Stein nodded. “Don’t be hard on yourself, Colonel. You did the right thing, and so did whoever ordered that the Chilean Nazis be killed. That stopped the Nazi movement in its tracks in Chile. God knows how many people would have been killed if the Nazis had taken over the country.”

“Why does this massacre make you want to go to Germany?”

“I told you, Colonel, I don’t understand it, but it does.”

“You’re not thinking of doing something more than pissing in the Rhine?”

“Say, shooting Nazis so they can’t rise Phoenix-like from the ashes?”

“That thought did run through my mind, Siggie.”

“No, sir,” Stein said, then went on: “Don’t look for some nice explanation why I can’t go with you, Colonel. All you have to say is ‘No way.’”

“Whatever happened to that Leica camera you used at Tandil?”

“I’ve still got it. You want it?”

“I don’t know who Perón is sending to Germany with me, and I don’t know who I’m going to bring back from Germany. And he’s not going to tell me. But if I had photographs I could show Nolasco, Martín, and as far as that goes, Körtig . . .”

“I’ll go get the camera.”

“No. You can just bring it with you when we go to Germany. You’ll go as the radio operator. In an SAA uniform.”

“Yes, sir. And thank you.”

“When we finish this bottle of wine, Sergeant, get on the radio to Estancia San Pedro y San Pablo. Tell Schultz what’s going on. Tell him to get blank OSS ID cards out of the safe and have them made out for von Wachtstein and Boltitz by the time we get there tomorrow. You still have yours, right?”

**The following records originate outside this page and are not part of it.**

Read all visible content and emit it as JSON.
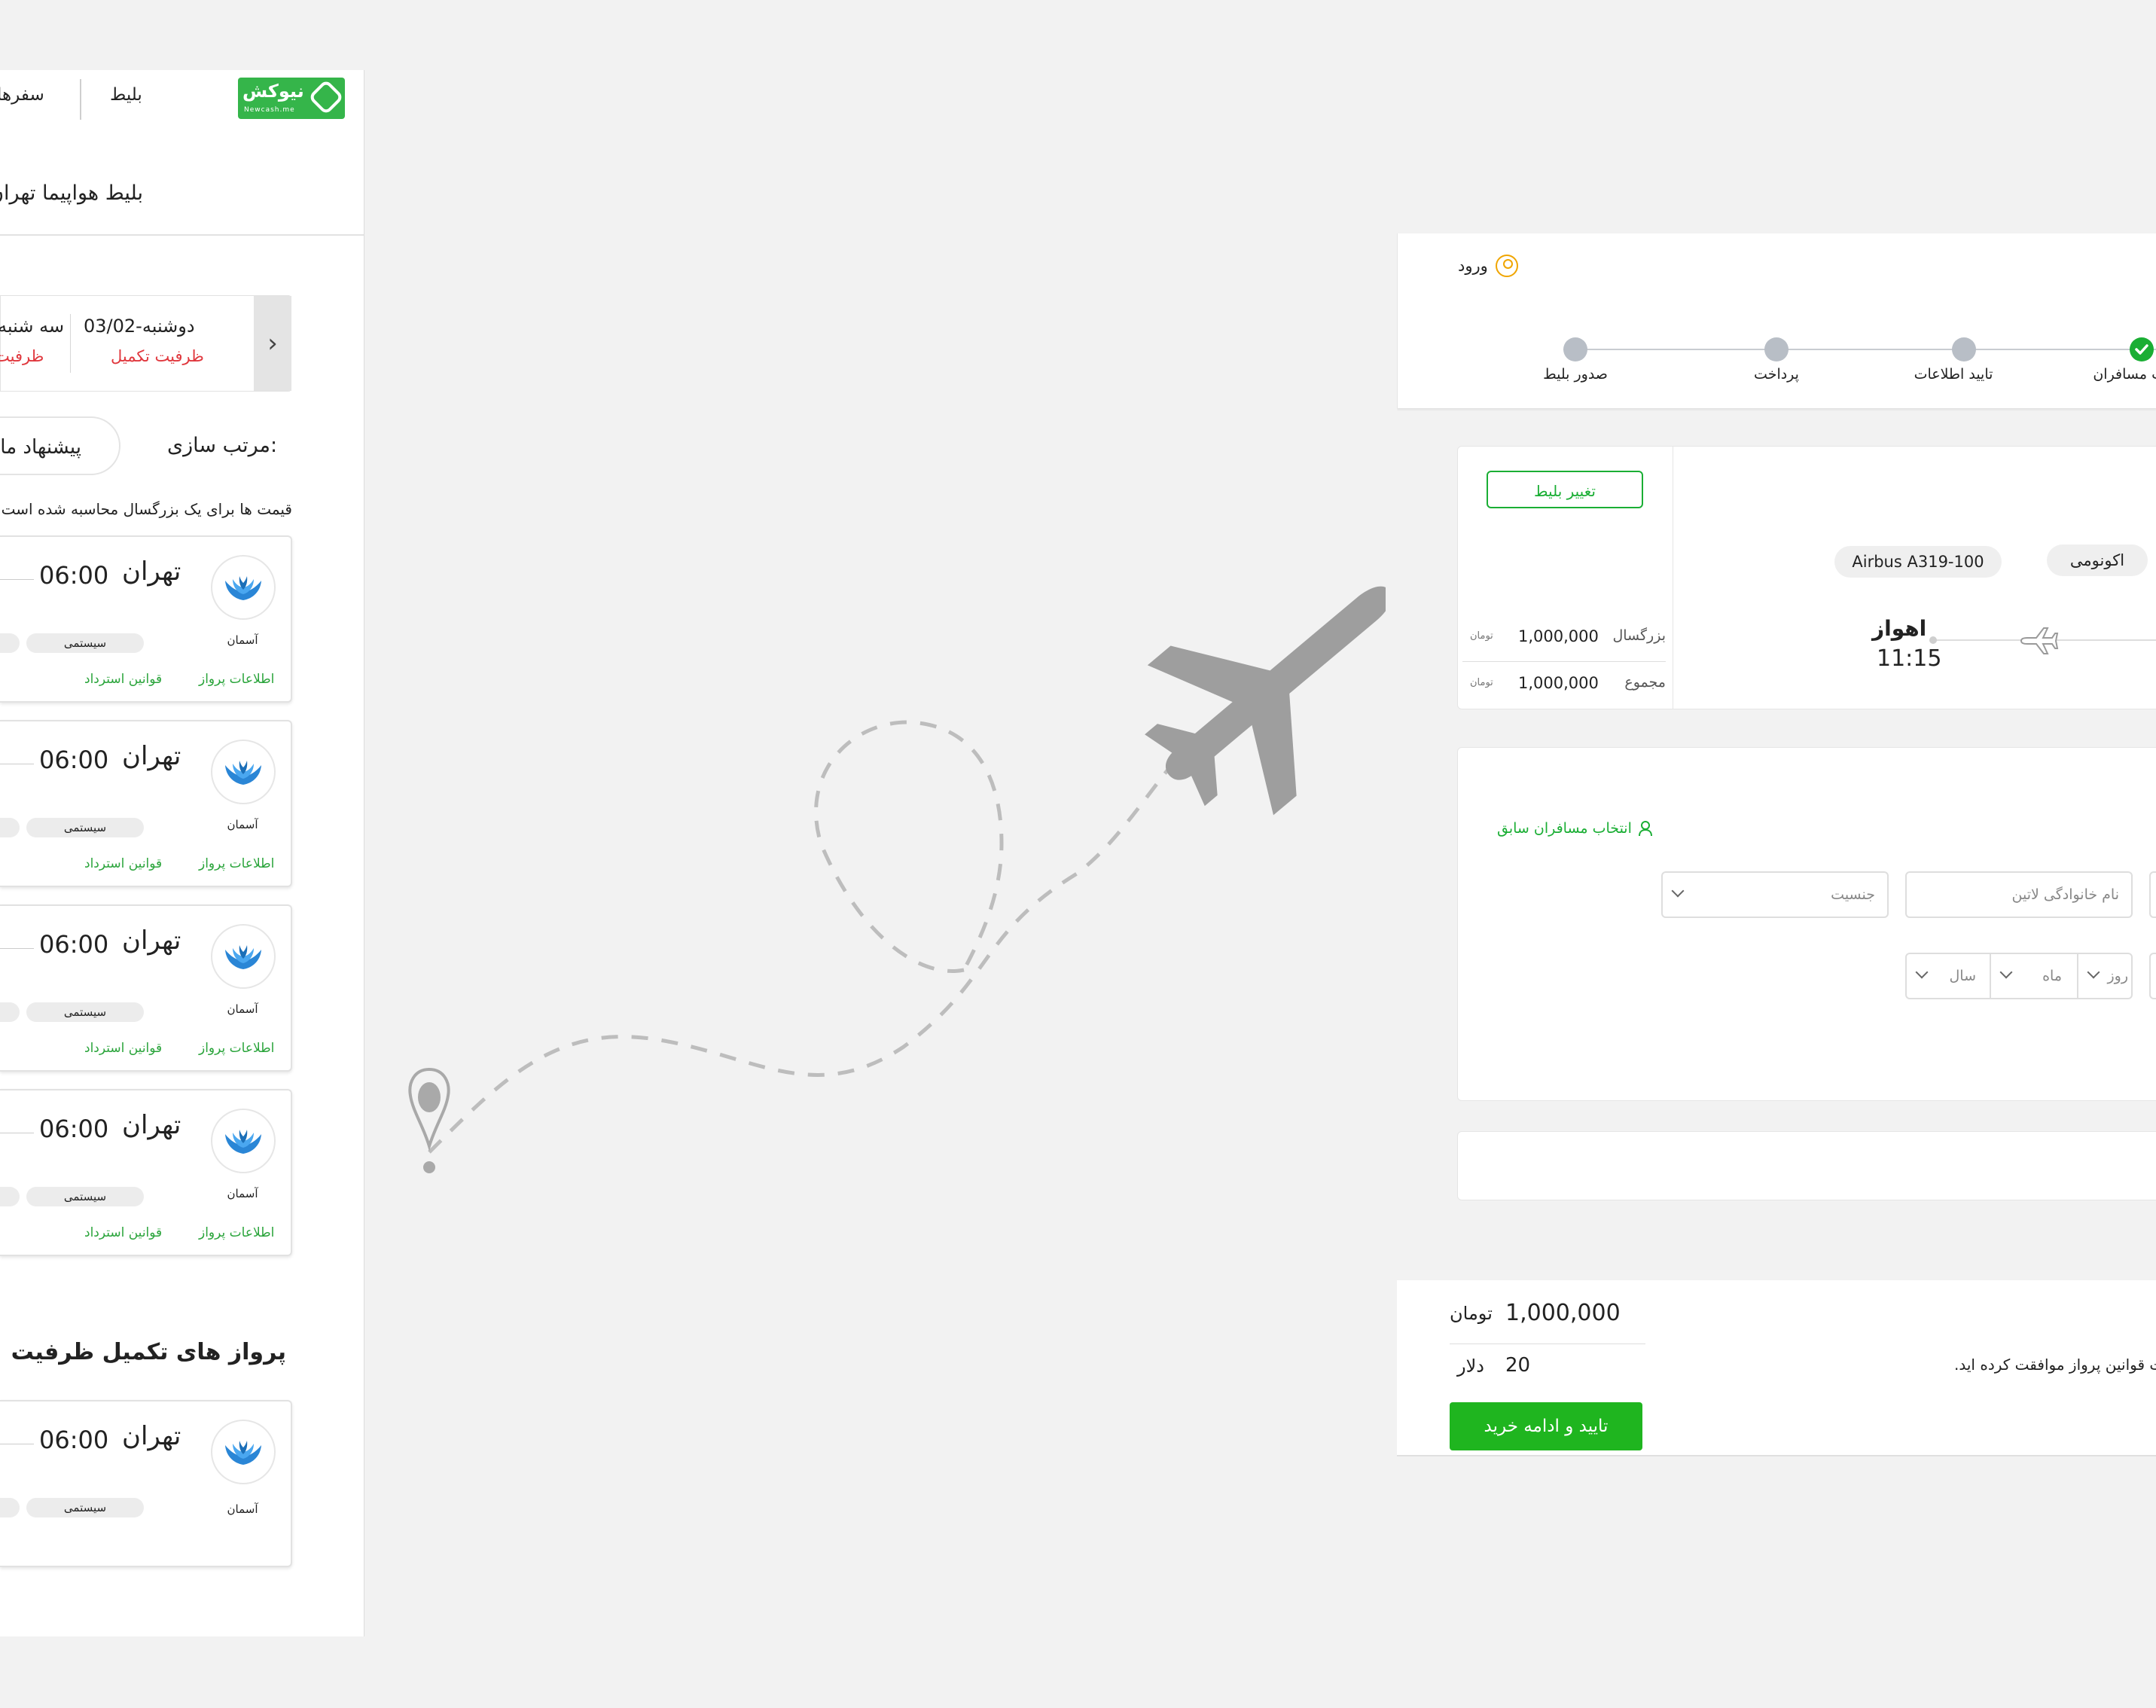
{
  "mobile": {
    "logo": {
      "text": "نیوکش",
      "sub": "Newcash.me"
    },
    "nav": {
      "ticket": "بلیط",
      "trips": "سفرها"
    },
    "page_title": "بلیط هواپیما تهران",
    "dates": [
      {
        "day": "دوشنبه-03/02",
        "status": "ظرفیت تکمیل"
      },
      {
        "day": "سه شنبه",
        "status": "ظرفیت"
      }
    ],
    "sort": {
      "label": "مرتب سازی:",
      "value": "پیشنهاد ما"
    },
    "note": "قیمت ها برای یک بزرگسال محاسبه شده است",
    "flights": [
      {
        "time": "06:00",
        "city": "تهران",
        "airline": "آسمان",
        "tag": "سیستمی",
        "link_info": "اطلاعات پرواز",
        "link_refund": "قوانین استرداد"
      },
      {
        "time": "06:00",
        "city": "تهران",
        "airline": "آسمان",
        "tag": "سیستمی",
        "link_info": "اطلاعات پرواز",
        "link_refund": "قوانین استرداد"
      },
      {
        "time": "06:00",
        "city": "تهران",
        "airline": "آسمان",
        "tag": "سیستمی",
        "link_info": "اطلاعات پرواز",
        "link_refund": "قوانین استرداد"
      },
      {
        "time": "06:00",
        "city": "تهران",
        "airline": "آسمان",
        "tag": "سیستمی",
        "link_info": "اطلاعات پرواز",
        "link_refund": "قوانین استرداد"
      }
    ],
    "full_section_title": "پرواز های تکمیل ظرفیت",
    "full_flight": {
      "time": "06:00",
      "city": "تهران",
      "airline": "آسمان",
      "tag": "سیستمی"
    }
  },
  "desktop": {
    "login": "ورود",
    "steps": [
      {
        "label": "مشخصات مسافران",
        "state": "done"
      },
      {
        "label": "تایید اطلاعات",
        "state": "pending"
      },
      {
        "label": "پرداخت",
        "state": "pending"
      },
      {
        "label": "صدور بلیط",
        "state": "pending"
      }
    ],
    "ticket": {
      "change_btn": "تغییر بلیط",
      "adult_label": "بزرگسال",
      "adult_price": "1,000,000",
      "total_label": "مجموع",
      "total_price": "1,000,000",
      "currency": "تومان",
      "class": "اکونومی",
      "aircraft": "Airbus A319-100",
      "dest_city": "اهواز",
      "dest_time": "11:15"
    },
    "passenger": {
      "prev_select": "انتخاب مسافران سابق",
      "gender_placeholder": "جنسیت",
      "lastname_placeholder": "نام خانوادگی لاتین",
      "day": "روز",
      "month": "ماه",
      "year": "سال"
    },
    "footer": {
      "total_value": "1,000,000",
      "total_currency": "تومان",
      "usd_value": "20",
      "usd_currency": "دلار",
      "agree_text": "ت قوانین پرواز موافقت کرده اید.",
      "confirm_btn": "تایید و ادامه خرید"
    }
  },
  "colors": {
    "brand": "#35b54a",
    "accent": "#1aae34",
    "warning": "#e0373d",
    "login_icon": "#f0a500"
  }
}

“Yes, sir. But you told me those IDs are not real . . .”

“They’re not. But people don’t know that. And in our business, Sergeant Stein, what people don’t know usually hurts them.”

[THREE]

Estancia San Pedro y San Pablo Near Pila, Buenos Aires Province 1305 15 May 1945

As the Red Lodestar, with Peter von Wachtstein at the controls, made its approach to the airfield, then smoothly touched down, Clete thought, There are some people born to be pilots, and ol’ Hansel is one of them .

“Don’t worry,” Clete said, “with a little practice—four, five hours shooting touch-and-gos, you’ll eventually get the hang of it. I’ll show you the tricks.”

It went right over von Wachtstein’s head.

His face showed he thought he’d been caught with his hand in the cookie jar.

“Just kidding, Hansel.”

“Alicia and I are going to Doña Claudia’s,” von Wachtstein then said. “What about Karl and Beth?”

“That depends on where Beth’s mother is,” Clete said. “That’s where they’ll go.”